Our decision is primarily based on the resources at our disposal. We have a substantial number of x86_64 Macs and a limited number of arm64 Macs. Given the cost associated with the M2 Ultra, it's currently more practical for us to utilize the resources we already have rather than acquire more arm64 machines.

how do you decide which command should be remote? by examining the --crate-type option, or the --target option? or some other logic?

it's not that simple unfortunately. since you mentioned lto, I assume you only dispatch to remote machine the final binary (or shared/dynamic library) which needs to invoke the linker, not the "normal" rust library crates that are dependencies of the final result?

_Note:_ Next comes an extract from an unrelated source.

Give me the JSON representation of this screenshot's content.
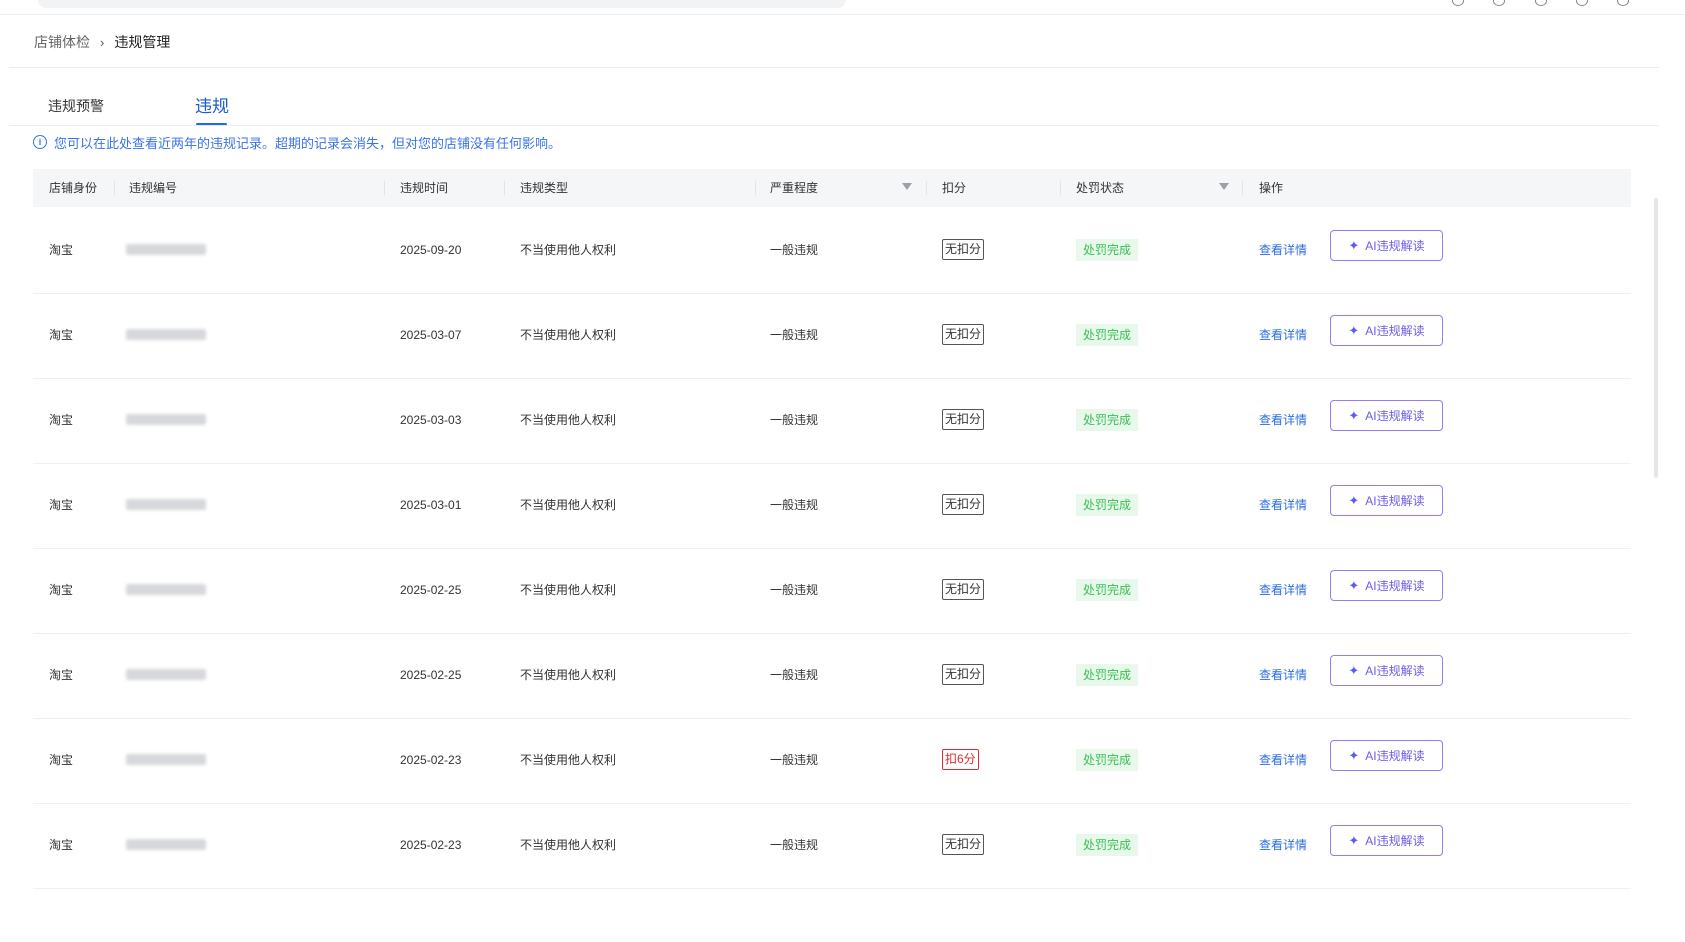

for the proc-macro crate type, it should be compiled to the same architecture as rustc itself, because proc-macro is compiled into a dynamic library and loaded by rustc during compiling. that means, only the direct proc-macro dependency of the binary crate should be compiled to arm64, but not those proc-macro crates that are dependencies of intermediate rust libraries. this also means you can't decide whether a command should be remote by examine the command line only, you must also retrieve the entire dependency graph metadata from cargo.

also, since the remote command is cross compiling, you might need additional command line options beyond how cargo invokes the native rustc. I'm not an expert, but you can try compare the command line your wrapper received to the command line that of "real" cross compiling invoked by cargo.

-Z build-std should not be necessary for this target with an operating system, it is mainly used for bare metal targets or not yet fully supported targets.

That's correct, as of now, we only dispatch the final LTO link to the remote machine.

To address the proc-macro crate type issue, what if we were to compile the proc-macro crate type on the local x86_64 machine for the x86_64 architecture, and concurrently fork this rustc command (with potential modifications) to the remote machine for arm64 compilation? We could gather the dependencies for the link job, excluding those from the proc-macro crate, allowing the arm64 version on the arm64 machine to be utilized. Would this approach be valid?

this should be fine I think, other than the potentially duplicated work.

in theory it should work, I mean, you can always try it.

Without the unstable -Zdual-proc-macro (which is a bit of a hack) it isn't possible to use crates that depend on a proc macro on another target. -Zdual-proc-macro will build the proc macros for both the host and target and record them both in the crate metadata of the crate that uses a proc macro such that dependent rustc invocations can load either version.

The option -Zdual-proc-macros you mentioned is specific to Cargo, correct? In my scenario, Cargo is invoked on an x86_64 machine, and the target is also x86_64, so it isn't recognized as a cross-compilation task. I suspect this option may not be applicable in this particular case.

However, I'm considering a different approach. What if I fork the rustc command from the x86_64 proc-macro, change the target option to --target aarch64-apple-darwin, and send it to the arm64 machine without altering any paths or other options? For the link command, the extern option would remain as --extern serde=./target/x86_64-apple-darwin/release/deps/libserde-xxxxxx.rmeta, even though the actual target would be aarch64-apple-darwin.

Would the rmeta ./target/x86_64-apple-darwin/release/deps/libserde-xxxxxx.rmeta be valid for arm64 rustc in this context?